For West LA, Burbank Ammo & Guns in Burbank is awesome.
I’m not from around there, but I have friends in NorCal and they always have the same recommendations.
Richardson Tactical in Hayward is beloved by almost everyone that goes there, even people on CalGuns.com like them.
J&R Sports in Livermore has a great following and rave reviews.
Triple-A Sporting Goods in Vallejo reportedly has an outstanding selection of AR-15 and AR-15 parts.
Where To Shoot In California
Personally, I prefer BLM areas the most. BLM is the Bureau of Land Management, basically federally owned public land.
The Western USA is filled with BLM areas that offer outdoor recreation of all kinds from hunting to ATVs to shooting.
Caption: Hodge Road is a very popular public shooting spot just west of Barstow, CA.
Take a look at the website and find some BLM areas that allow shooting near you and have at it. Just stay safe and clean up after.
If you’re looking for an actual range there are lots of good options.
Angeles Shooting Ranges has rifle targets out to 600 yards and tons of room. They hold classes, allow shotguns, pistols, and rifles, and are by far the best range in the LA area. $21 per adult Mon – Fri, $25 on the weekend. No time limit and you can switch around where you’re shooting as you please. No firearms for rent.
Lytle Creek range is out near the 15 and the 210, awesome little range that goes out to 200 yards. Rifle, shotgun, and pistol allowed. Low price to get in ($20 for adults), no time limits, range staff are great. If I need to do some groups testing and don’t want to drive all the way to the desert to do it, Lytle Creek is where I go. They don’t rent firearms, so bring your own.

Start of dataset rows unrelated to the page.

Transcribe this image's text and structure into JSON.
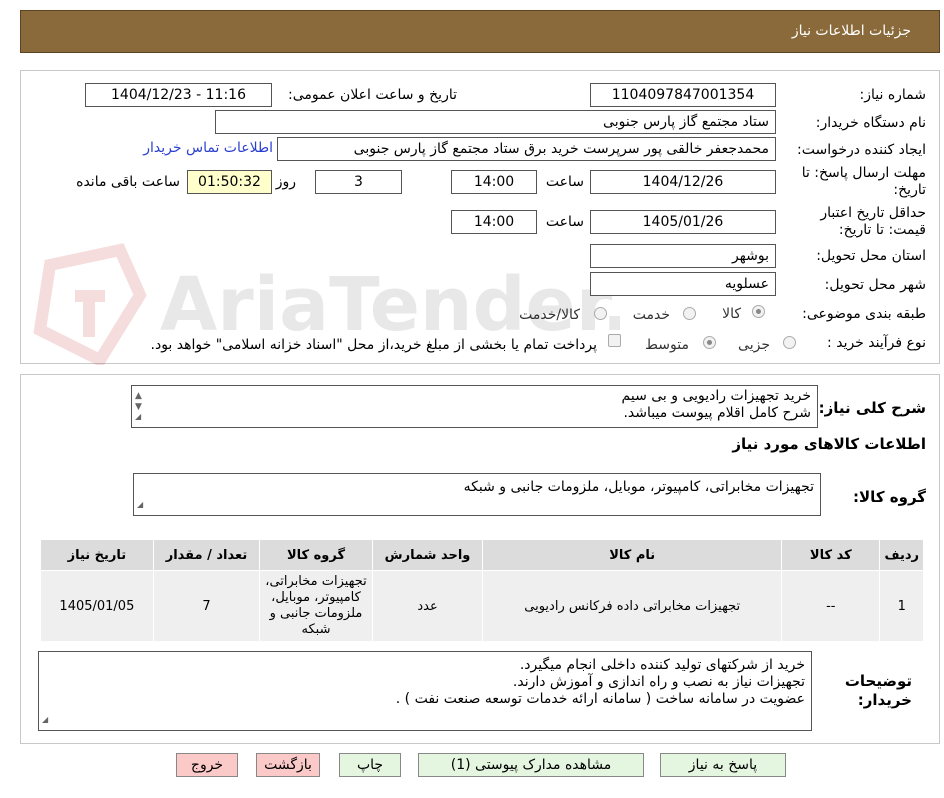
{
  "header": {
    "title": "جزئیات اطلاعات نیاز"
  },
  "form": {
    "need_number_label": "شماره نیاز:",
    "need_number": "1104097847001354",
    "announce_label": "تاریخ و ساعت اعلان عمومی:",
    "announce_value": "1404/12/23 - 11:16",
    "buyer_org_label": "نام دستگاه خریدار:",
    "buyer_org": "ستاد مجتمع گاز پارس جنوبی",
    "requester_label": "ایجاد کننده درخواست:",
    "requester": "محمدجعفر خالقی پور سرپرست خرید برق ستاد مجتمع گاز پارس جنوبی",
    "contact_link": "اطلاعات تماس خریدار",
    "deadline_label": "مهلت ارسال پاسخ: تا تاریخ:",
    "deadline_date": "1404/12/26",
    "time_label": "ساعت",
    "deadline_time": "14:00",
    "days_value": "3",
    "days_label": "روز و",
    "remaining_time": "01:50:32",
    "remaining_label": "ساعت باقی مانده",
    "validity_label": "حداقل تاریخ اعتبار قیمت: تا تاریخ:",
    "validity_date": "1405/01/26",
    "validity_time_label": "ساعت",
    "validity_time": "14:00",
    "province_label": "استان محل تحویل:",
    "province": "بوشهر",
    "city_label": "شهر محل تحویل:",
    "city": "عسلویه",
    "category_label": "طبقه بندی موضوعی:",
    "category_options": [
      "کالا",
      "خدمت",
      "کالا/خدمت"
    ],
    "process_label": "نوع فرآیند خرید :",
    "process_options": [
      "جزیی",
      "متوسط"
    ],
    "payment_note": "پرداخت تمام یا بخشی از مبلغ خرید،از محل \"اسناد خزانه اسلامی\" خواهد بود."
  },
  "summary": {
    "label": "شرح کلی نیاز:",
    "line1": "خرید تجهیزات رادیویی و بی سیم",
    "line2": "شرح کامل اقلام پیوست میباشد."
  },
  "goods_section": {
    "title": "اطلاعات کالاهای مورد نیاز",
    "group_label": "گروه کالا:",
    "group_value": "تجهیزات مخابراتی، کامپیوتر، موبایل، ملزومات جانبی و شبکه"
  },
  "table": {
    "headers": [
      "ردیف",
      "کد کالا",
      "نام کالا",
      "واحد شمارش",
      "گروه کالا",
      "تعداد / مقدار",
      "تاریخ نیاز"
    ],
    "rows": [
      {
        "row": "1",
        "code": "--",
        "name": "تجهیزات مخابراتی داده فرکانس رادیویی",
        "unit": "عدد",
        "group": "تجهیزات مخابراتی، کامپیوتر، موبایل، ملزومات جانبی و شبکه",
        "qty": "7",
        "date": "1405/01/05"
      }
    ]
  },
  "notes": {
    "label": "توضیحات خریدار:",
    "line1": "خرید از شرکتهای تولید کننده داخلی انجام میگیرد.",
    "line2": "تجهیزات نیاز به نصب و راه اندازی و آموزش دارند.",
    "line3": "عضویت در سامانه ساخت ( سامانه ارائه خدمات توسعه صنعت نفت ) ."
  },
  "buttons": {
    "reply": "پاسخ به نیاز",
    "attachments": "مشاهده مدارک پیوستی (1)",
    "print": "چاپ",
    "back": "بازگشت",
    "exit": "خروج"
  },
  "watermark_text": "AriaTender.neT"
}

Route 66 Shooting Sports Park is a newer range that only opened about 2 years ago. I’ve never been, but I’ve heard that it’s pretty awesome. Private bays are for rent, the steel target gallery is awesome, and the facilities are great. But for me, the price is a bit high and the time limit kills it for me. When I go to the range, I’m there for 4-8 hours. Not 2. $30 for 2 hours on either the steel gallery or the 100-yard rifle range, $36 for 2 hours if you want to use both the steel and the rifle range. Private bays are $36 for 2 hours.
That was a LOT of information and I’m proud of you for getting through it all.
Something I would like to stress is that this process is made a lot easier by working with a good gun store. They’ll help you through the process and make sure you get what you’re looking for.
Help them help you by rereading the part about what paperwork you need so you come prepared!